For some time now, Robert Bartholomew has been offering us articles and books helping us to understand strange phenomena by approaching them in this way. His UFOs & Alien Contact (1998, with George S Howard) is of fundamental importance to our understanding of the UFO phenomenon, adopting a global approach to the subject and placing the individual experience in the wider context of psychosocial behaviour.
This new book brings together a number of his papers on specific examples of collective outbreaks which at one time or another have perplexed investigators and set the experts tilting one against another, each mounted on the hobby horse of his choice. He shows how both the popular label ‘mass hysteria’, and the scientific classification ‘mass psychogenic illness’, tend to be used in a careless manner which fails to take into account the social and psychological processes underlying the outbreak. Up to a point it is a thorough-going skeptical book. Was there ever a ‘Halifax Slasher’, did the ‘Mad Gasser of Mattoon’ have flesh-and-blood existence? Were the Swedes overflown by ‘Ghost Rockets’? If you are driving from Esher to Cobham do you risk having your windshield shattered by the ‘Phantom Sniper’? Bartholomew shows that in each of these cases, as in the many others he cites, the culprit was no more real than the devil who copulated with witches at medieval sabbats or the aliens whose flying saucer crashed at Roswell in 1947.
But debunking the myths is not Bartholomew’s primary purpose: he is concerned to lay bare the process whereby such myths come into being. Here he is on contested ground, for theories proliferate in the absence of hard fact. For some, those who subscribe to a collective belief that the aliens are coming to save us are hysterics: they are quite literally sick in their minds. For others, attempts to explain are meaningless, we should be looking for the inner truth which transcends reason and will lead us to a higher level of reality. The teachings of the Catholic Church allow for the possibility that a statue of the Virgin Mary would turn its head to gratify her worshippers. Folklorists and anthropologists interpret such outbreaks as sick-building syndrome or body-part-stealing in relation to their preferred agendas.

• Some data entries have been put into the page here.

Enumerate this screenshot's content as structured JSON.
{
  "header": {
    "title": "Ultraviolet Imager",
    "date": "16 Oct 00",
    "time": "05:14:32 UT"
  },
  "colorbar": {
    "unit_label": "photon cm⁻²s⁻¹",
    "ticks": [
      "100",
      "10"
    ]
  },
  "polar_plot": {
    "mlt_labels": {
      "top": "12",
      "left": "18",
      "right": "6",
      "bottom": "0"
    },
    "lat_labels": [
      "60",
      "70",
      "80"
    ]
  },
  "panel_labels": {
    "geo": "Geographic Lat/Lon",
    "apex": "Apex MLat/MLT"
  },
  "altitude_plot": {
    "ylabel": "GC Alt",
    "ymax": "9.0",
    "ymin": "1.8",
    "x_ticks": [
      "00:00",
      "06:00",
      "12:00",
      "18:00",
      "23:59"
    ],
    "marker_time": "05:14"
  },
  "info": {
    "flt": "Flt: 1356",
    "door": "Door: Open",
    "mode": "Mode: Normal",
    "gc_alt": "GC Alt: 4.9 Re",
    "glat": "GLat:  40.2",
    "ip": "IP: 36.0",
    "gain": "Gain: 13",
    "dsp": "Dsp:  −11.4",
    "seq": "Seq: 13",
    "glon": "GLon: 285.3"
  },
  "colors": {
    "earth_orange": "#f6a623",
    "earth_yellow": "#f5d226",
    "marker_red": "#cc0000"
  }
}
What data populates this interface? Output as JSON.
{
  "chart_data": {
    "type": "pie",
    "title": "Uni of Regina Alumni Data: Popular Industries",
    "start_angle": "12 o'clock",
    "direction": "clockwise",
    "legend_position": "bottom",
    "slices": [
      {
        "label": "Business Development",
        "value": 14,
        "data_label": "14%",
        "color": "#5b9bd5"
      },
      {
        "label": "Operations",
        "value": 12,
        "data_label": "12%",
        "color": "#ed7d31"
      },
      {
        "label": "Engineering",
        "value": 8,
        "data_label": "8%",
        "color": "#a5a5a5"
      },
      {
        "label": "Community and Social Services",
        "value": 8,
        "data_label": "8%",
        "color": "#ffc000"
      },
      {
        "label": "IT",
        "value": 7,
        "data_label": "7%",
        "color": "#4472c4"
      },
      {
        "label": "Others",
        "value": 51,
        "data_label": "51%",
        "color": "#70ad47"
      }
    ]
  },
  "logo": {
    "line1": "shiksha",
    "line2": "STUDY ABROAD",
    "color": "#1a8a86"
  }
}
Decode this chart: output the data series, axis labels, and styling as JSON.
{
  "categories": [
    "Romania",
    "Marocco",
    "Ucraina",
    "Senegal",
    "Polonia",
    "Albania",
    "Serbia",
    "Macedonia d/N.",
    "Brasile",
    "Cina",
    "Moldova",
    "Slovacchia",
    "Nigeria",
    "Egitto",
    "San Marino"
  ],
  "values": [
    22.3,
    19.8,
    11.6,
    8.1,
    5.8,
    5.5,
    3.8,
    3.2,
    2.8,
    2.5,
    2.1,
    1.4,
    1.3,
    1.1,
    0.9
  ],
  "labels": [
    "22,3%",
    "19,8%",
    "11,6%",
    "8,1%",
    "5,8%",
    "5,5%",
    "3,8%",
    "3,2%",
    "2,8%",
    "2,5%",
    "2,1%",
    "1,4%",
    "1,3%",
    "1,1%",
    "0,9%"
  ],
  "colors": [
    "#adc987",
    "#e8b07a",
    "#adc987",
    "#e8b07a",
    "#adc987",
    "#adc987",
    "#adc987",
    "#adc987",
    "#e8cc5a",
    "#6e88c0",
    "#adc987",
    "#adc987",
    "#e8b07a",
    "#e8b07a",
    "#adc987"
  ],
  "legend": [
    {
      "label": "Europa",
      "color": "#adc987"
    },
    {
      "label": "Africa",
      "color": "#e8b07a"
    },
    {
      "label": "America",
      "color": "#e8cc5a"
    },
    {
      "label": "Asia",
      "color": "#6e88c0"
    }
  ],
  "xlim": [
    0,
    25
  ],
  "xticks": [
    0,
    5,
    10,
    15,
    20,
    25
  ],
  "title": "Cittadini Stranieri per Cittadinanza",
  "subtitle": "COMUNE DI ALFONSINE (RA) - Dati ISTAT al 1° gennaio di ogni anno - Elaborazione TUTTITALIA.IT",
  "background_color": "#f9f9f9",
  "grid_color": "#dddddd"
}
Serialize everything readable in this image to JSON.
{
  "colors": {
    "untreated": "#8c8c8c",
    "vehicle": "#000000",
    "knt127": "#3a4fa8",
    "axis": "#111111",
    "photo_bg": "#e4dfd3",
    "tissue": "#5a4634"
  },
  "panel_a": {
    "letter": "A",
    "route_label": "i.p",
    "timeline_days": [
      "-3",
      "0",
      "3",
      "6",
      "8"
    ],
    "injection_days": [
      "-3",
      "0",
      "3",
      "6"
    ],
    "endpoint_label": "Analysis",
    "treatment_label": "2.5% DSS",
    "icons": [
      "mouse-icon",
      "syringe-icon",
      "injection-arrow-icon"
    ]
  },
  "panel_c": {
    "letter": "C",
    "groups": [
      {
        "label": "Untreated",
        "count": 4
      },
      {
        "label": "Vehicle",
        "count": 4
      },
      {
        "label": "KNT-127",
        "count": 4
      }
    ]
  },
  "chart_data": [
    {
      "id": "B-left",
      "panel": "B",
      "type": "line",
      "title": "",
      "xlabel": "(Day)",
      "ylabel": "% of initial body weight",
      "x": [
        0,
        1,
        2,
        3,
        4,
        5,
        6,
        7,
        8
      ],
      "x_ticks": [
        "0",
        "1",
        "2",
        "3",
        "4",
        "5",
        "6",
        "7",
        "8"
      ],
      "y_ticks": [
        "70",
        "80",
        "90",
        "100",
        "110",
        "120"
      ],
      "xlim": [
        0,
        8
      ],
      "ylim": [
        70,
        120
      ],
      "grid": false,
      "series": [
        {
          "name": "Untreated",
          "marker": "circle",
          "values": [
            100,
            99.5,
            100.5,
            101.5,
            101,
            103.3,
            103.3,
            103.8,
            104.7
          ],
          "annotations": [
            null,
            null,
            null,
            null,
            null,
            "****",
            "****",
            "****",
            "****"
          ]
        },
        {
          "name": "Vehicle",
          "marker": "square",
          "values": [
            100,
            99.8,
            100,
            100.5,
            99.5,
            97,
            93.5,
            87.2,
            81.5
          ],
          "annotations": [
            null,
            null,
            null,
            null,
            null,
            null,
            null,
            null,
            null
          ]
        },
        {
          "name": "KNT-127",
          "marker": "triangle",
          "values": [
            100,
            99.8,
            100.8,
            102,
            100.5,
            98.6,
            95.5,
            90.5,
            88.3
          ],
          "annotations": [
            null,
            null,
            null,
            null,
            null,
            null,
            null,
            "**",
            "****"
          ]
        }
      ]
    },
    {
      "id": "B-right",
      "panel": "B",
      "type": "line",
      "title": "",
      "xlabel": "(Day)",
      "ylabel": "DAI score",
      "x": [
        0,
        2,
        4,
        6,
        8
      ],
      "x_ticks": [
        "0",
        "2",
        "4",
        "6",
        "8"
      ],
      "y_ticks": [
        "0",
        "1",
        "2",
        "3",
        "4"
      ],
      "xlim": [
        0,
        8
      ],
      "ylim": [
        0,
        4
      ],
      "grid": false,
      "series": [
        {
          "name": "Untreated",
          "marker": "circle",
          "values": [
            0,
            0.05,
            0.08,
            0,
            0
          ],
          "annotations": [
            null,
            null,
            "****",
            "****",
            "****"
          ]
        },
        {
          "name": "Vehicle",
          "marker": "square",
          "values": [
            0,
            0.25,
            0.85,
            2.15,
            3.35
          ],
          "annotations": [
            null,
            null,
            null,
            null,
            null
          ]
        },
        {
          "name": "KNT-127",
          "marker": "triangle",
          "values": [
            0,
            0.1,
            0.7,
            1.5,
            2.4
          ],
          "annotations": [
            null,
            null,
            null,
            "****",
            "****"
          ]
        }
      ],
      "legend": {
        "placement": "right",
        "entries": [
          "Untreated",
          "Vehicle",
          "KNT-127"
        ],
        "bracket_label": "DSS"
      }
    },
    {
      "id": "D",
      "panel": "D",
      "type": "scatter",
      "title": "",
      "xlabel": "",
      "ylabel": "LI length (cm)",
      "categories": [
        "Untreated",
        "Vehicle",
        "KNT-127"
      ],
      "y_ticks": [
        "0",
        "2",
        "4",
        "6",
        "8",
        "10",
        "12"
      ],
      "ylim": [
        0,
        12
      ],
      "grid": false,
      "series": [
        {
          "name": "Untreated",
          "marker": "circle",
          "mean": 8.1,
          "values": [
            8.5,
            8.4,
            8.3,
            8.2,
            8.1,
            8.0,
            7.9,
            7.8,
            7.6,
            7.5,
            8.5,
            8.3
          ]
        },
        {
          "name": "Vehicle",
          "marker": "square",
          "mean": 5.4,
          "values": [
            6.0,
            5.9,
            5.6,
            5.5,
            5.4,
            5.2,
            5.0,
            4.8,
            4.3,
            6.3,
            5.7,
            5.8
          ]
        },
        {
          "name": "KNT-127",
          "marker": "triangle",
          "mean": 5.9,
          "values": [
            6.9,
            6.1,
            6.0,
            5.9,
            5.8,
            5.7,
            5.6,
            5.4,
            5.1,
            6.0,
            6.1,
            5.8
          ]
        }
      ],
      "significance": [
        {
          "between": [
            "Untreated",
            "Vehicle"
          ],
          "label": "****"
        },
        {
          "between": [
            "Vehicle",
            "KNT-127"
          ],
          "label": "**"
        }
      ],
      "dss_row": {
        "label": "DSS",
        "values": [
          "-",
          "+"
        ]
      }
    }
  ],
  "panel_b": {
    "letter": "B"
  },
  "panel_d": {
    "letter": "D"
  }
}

Unfortunately, the area is so incompletely mapped that these and other alternative theories are hard to refute; but Bartholomew makes out an overwhelming case for a psychosocial approach. That is, the individual experience takes place because the individual is the kind of person s/he is, and it takes the form it does because the individual lives in a particular cultural milieu which shapes it to conform with prevailing belief systems. For men to start panicking because they seem to be losing their penises may seem absurd to western Europeans, but in the context of Chinese folk-beliefs it is an ever-present threat, too real for comfort.
This is no mere academic study. These things happen – and Bartholomew shows us that they happen far more frequently than most of us imagine. Writing of Epidemic Hysteria in Schools, he writes: “This article is intended to be of practical value for school administrators, teachers, parents, and health professionals who may be summoned to intervene in such cases.” The author himself acted as consultant when such outbreaks occurred in Malaysia. The recent epidemic of Satanic abuse allegations is an alarming reminder that even our ostensibly sophisticated western culture is far from being immune to social delusions whose consequences can be tragically real. Current world events are a fearful warning of the divergence between the world’s belief-systems: vast populations are marching to a different drum than the one we take to be the norm. There is an overwhelming need for the different cultures of the world to understand one another’s viewpoint, and to recognise the fact that to judge events only from the perspective of our own experience can lead to serious misunderstanding. Bartholomew and his various co-authors offer us a timely book which can help us to see that only when bizarre happenings are placed in a psychosocial context – the cultural milieu of those who experience them – can we begin to see them for what they are.